We will leave out, then, all the movies that I happen to love. These can be easily measured because I own copies of them. I don't own many. But they're the happy movies that make me smile, that I watch when I'm sick or feeling low: Bed of Roses, Romy & Michele's High School Reunion, Clueless, Wimbledon, Notting Hill. There are others, but I'm not looking at my little collection right now, am I?
For a long time I told people the best movie in my opinion was Out of Africa. I can also make a passionate pitch for A Room with a View. Both of those movies accomplished the most difficult of tasks, in that they illuminated the books for me. I also would put in a strong vote for The Mission - a heart-rending movie with a soundtrack I continue to listen to.
But for a movie that I feel I can defend for its cinematic value, with the caveat that I know next to nothing about cinematic values, is Joe Wright's Pride and Prejudice, with Keira Knightley and Matthew Macfadyen.
This is such a subtly beautiful movie on so many levels, not the least of which is that it condenses all the brilliant and complex detail of Jane Austen's novel into 127 minutes running time.
I also own the five-hour BBC version with Colin Firth, and I *love* me some Colin Firth, but I think Joe Wright's version is better. And yes, I may have watched all five hours of the BBC version and the two hours of Wright's version back-to-back for comparison. Possibly more than once.
From this movie I've learned how he uses visuals to compress the story to its finely honed core. I love it when a movie can teach me how to be a better storyteller.
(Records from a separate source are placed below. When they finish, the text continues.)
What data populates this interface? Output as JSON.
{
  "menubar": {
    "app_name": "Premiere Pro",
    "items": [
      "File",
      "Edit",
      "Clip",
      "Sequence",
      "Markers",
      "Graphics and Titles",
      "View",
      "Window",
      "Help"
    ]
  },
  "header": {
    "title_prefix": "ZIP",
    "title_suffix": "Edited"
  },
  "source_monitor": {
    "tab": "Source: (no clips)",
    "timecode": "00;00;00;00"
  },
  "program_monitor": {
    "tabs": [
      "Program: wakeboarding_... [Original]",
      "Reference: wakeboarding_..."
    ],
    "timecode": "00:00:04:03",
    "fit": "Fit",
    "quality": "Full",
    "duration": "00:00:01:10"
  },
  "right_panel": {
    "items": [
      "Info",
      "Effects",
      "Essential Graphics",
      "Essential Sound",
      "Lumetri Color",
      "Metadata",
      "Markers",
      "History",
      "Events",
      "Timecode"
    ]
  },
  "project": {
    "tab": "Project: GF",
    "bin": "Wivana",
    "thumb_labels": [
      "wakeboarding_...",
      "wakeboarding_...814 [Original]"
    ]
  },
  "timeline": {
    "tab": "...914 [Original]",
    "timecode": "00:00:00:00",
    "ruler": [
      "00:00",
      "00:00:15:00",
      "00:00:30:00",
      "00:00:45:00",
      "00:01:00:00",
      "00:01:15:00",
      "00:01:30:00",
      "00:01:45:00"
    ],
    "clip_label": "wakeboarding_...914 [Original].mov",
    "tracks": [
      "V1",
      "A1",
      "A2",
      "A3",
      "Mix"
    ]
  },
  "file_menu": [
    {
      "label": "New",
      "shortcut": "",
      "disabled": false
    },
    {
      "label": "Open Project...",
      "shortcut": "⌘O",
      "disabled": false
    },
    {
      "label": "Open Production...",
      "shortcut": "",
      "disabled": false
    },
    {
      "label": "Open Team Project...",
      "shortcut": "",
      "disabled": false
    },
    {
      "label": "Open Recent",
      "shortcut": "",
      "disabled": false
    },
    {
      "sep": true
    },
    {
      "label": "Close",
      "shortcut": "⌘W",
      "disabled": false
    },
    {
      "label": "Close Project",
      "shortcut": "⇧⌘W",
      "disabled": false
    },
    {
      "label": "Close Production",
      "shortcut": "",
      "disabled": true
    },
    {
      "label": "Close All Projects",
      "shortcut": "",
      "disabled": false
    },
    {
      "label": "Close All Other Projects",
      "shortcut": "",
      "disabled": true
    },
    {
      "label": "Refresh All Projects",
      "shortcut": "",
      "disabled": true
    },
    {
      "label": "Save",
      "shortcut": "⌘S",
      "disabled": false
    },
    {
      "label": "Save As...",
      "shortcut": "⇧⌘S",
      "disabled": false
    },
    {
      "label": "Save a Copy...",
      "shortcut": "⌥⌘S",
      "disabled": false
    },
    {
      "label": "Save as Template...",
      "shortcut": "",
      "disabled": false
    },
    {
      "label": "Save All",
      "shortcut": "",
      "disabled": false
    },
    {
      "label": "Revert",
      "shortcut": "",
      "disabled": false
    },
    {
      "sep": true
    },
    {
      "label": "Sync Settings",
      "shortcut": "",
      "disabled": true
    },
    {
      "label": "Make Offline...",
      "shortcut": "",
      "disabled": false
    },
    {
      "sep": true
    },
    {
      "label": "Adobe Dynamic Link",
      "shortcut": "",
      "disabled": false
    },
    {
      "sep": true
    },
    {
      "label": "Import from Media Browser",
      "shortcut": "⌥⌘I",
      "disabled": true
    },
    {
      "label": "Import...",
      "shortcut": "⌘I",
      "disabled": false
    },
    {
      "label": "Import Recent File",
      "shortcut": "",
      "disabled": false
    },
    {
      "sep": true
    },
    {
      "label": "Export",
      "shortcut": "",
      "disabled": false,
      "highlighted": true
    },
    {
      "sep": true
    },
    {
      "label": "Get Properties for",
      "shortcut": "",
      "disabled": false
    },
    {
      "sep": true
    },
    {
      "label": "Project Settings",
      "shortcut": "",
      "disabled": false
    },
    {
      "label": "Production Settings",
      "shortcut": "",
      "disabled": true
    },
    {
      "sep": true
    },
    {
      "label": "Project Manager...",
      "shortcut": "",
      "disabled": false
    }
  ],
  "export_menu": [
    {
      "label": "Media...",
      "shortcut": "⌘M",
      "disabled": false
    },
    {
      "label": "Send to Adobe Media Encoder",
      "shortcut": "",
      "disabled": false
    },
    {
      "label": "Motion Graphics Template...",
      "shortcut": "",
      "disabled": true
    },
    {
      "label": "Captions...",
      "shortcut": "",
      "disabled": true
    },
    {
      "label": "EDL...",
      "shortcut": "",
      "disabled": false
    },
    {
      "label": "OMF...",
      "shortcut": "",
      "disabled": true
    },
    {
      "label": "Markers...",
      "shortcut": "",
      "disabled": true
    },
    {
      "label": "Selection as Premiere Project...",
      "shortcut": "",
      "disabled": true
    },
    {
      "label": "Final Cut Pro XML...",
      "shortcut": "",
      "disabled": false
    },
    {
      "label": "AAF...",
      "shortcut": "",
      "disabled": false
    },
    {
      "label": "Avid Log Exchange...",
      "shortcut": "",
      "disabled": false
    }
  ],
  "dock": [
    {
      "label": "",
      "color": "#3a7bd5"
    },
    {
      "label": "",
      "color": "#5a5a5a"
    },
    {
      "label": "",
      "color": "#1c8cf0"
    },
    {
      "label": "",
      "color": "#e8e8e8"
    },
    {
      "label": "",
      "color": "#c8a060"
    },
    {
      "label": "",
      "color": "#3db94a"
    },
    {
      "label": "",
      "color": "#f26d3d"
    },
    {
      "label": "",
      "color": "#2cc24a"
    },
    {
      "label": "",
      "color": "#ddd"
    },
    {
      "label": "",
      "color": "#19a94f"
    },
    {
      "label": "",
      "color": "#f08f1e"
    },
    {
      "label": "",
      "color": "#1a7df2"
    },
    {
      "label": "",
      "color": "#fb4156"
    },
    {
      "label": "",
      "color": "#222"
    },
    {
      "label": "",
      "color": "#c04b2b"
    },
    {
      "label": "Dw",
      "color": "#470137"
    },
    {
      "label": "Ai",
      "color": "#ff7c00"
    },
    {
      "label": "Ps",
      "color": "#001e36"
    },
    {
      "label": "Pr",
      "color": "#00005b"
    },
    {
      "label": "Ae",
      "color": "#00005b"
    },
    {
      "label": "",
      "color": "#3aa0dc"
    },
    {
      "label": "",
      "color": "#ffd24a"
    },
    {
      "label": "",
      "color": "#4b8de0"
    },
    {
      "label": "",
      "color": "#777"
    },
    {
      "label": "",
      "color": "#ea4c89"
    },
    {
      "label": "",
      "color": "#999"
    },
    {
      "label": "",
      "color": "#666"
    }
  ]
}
It's also filmed in this amazing circular style, that I'm sure there must be a name for, but I don't know it. It's continuous and shows so much. For example. Lizzie sits on a swing and spins and we see what she does, the circle of the house and yard, the changing of the weather and seasons. From this shot we get both her emotional state and the passage of time.
During the balls, the camera drifts through the assembled guests and we catch bits of conversation, overlapping stories all moving forward. Every time I watch the movie, I see something more -- one of the characters in the background snickering at the drunken Mrs. Bennet, or a haunted-looking Darcy starting to walk up to Lizzie and turning away again.
In one intense scene, Darcy and Lizzie dance and the crowd of fellow revelers disappears, creating a bubble of them seeing each other alone.
And there's the first proposal in the folly, during a pouring rainstorm. The rain and the landscape become both secondary characters and a reflection of the player's internal landscape. Fabulous.
Here's a little montage of some of the lovely scenes to leave you with.
And the news that Wright's version of Anna Karenina, with Keira again and Jude Law, will be out soon. Oh yes yes yes.